Traditionnellement, le schéma vaccinal consiste en l’injection d’une dose de vaccin ROR (Rougeole, Oreillons, Rubéole) à 12 mois puis une deuxième injection entre 16 et 18 mois. Pour les personnes n’ayant jamais été vaccinées contre la rougeole, un rattrapage est possible. Il consiste en l’injection de deux doses de vaccin à au moins un mois d’intervalle.
En cas d’épidémie, il est possible de recevoir le vaccin jusqu’à 72 heures après avoir été en contact avec une personne souffrant de la rougeole pour éviter la survenue de la maladie (vaccination de rattrapage).
Un échec de la politique vaccinale en France
En 1980, avant que la vaccination ne se généralise, on recensait 600 000 cas de rougeole en France. L’épidémie actuelle de rougeole montre que la France est toujours en situation endémique vis-à-vis de la rougeole et qu'elle n’est pas à l’abri d’une nouvelle épidémie d’ampleur car la carte des infections de 2017 fait apparaître que les diagnostics se répartissent de manière plutôt homogène sur le territoire.
Le scénario d’une épidémie est d’autant plus crédible que la couverture vaccinale est trop faible. Seuls 79 % des bébés de 2 ans sont vaccinés. Or, avec un virus du niveau de contagiosité du "paramyxovirus" de la rougeole, il faudrait atteindre 95 % de couverture vaccinale afin d’empêcher toute circulation du virus en France.
Une couverture vaccinale nécessaire en Europe
La France est loin d'être isolée face à cette résurgence de la rougeole. Nos voisins italiens, belges et allemands ont été confrontés à une hausse brutale des cas. Plus à l'est, la Roumanie doit elle aussi combattre une épidémie très active.
En Europe, un plan d’élimination de la rougeole a donc été mis en place entre 2005 et 2010. On parle d'élimination quand aucune épidémie – même minime – n’a lieu pendant un an ou plus.

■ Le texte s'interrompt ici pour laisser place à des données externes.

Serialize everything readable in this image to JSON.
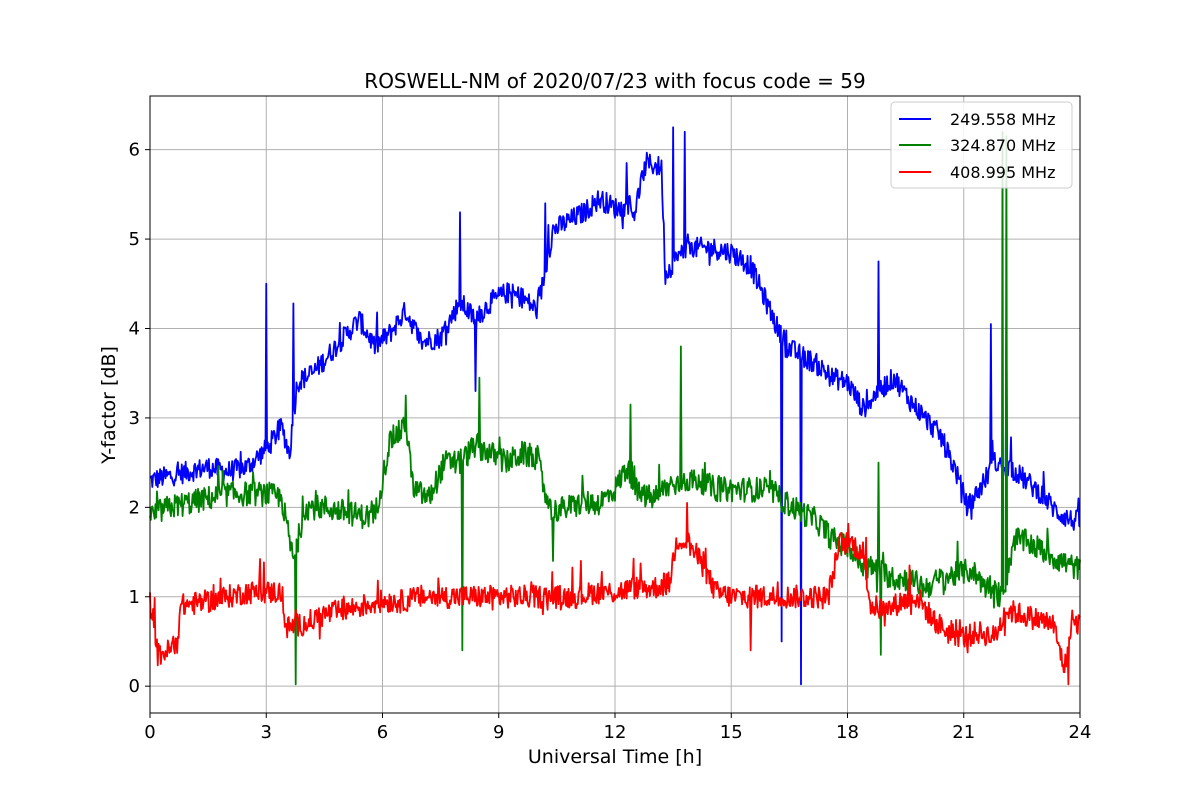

Il repose sur la vaccination, d'où la logique de l'obligation vaccinale en France à partir de 2018. Celui-ci a très bien marché dans les pays du nord de l'Europe, par exemple aux Pays-Bas où la rougeole a disparu complètement.
La rougeole n’est pas une maladie bénigne
L’Agence Régionale de Santé de Nouvelle-Aquitaine déclare que, sur les 77 cas recensés depuis novembre 2017, douze ont conduit à une hospitalisation, soit plus d'un sur 6 ! Lors de l'épidémie de 2011 en France, plus de 15 000 personnes avaient été contaminées et 10 décès avaient été recensés. Depuis 2008, plus de 23 000 cas de rougeole ont été déclarés en France et plus de 1000 cas de rougeole ont conduit à des complications et des séquelles.
La rougeole peut se compliquer, en particulier chez des nourrissons ou chez des personnes fragiles, et conduire à une hospitalisation. C’est tout d’abord une pneumonie en rapport avec une surinfection par une bactérie. Il s’agit d’une infection grave du poumon qui peut conduire le malade en réanimation. C’est ensuite un risque d’infection virale du cerveau (« encéphalite »). Ces complications peuvent entraîner le décès et donner des séquelles pulmonaires et neurologiques à vie.
Mobilisation nécessaire des familles et des médecins
Au vu de cette situation, Santé publique France recommande aux familles et aux professionnels de santé de se montrer vigilants. La rougeole est redevenue une maladie à déclaration obligatoire en France. Face à une rougeole, le calendrier vaccinal des proches doit être systématiquement vérifié. Si le schéma est incomplet, une vaccination de rattrapage ou une prophylaxie post-exposition permettront d’enrayer la propagation du virus.
Depuis presque 15 ans, la surveillance avait permis de faire chuter le nombre de cas et de réduire les pics d’épidémie printaniers. Les cas de la région Nouvelle-Aquitaine démontrent que ces efforts sont en voie d'être effacés par la négligence ou la résistance de certains à la vaccination.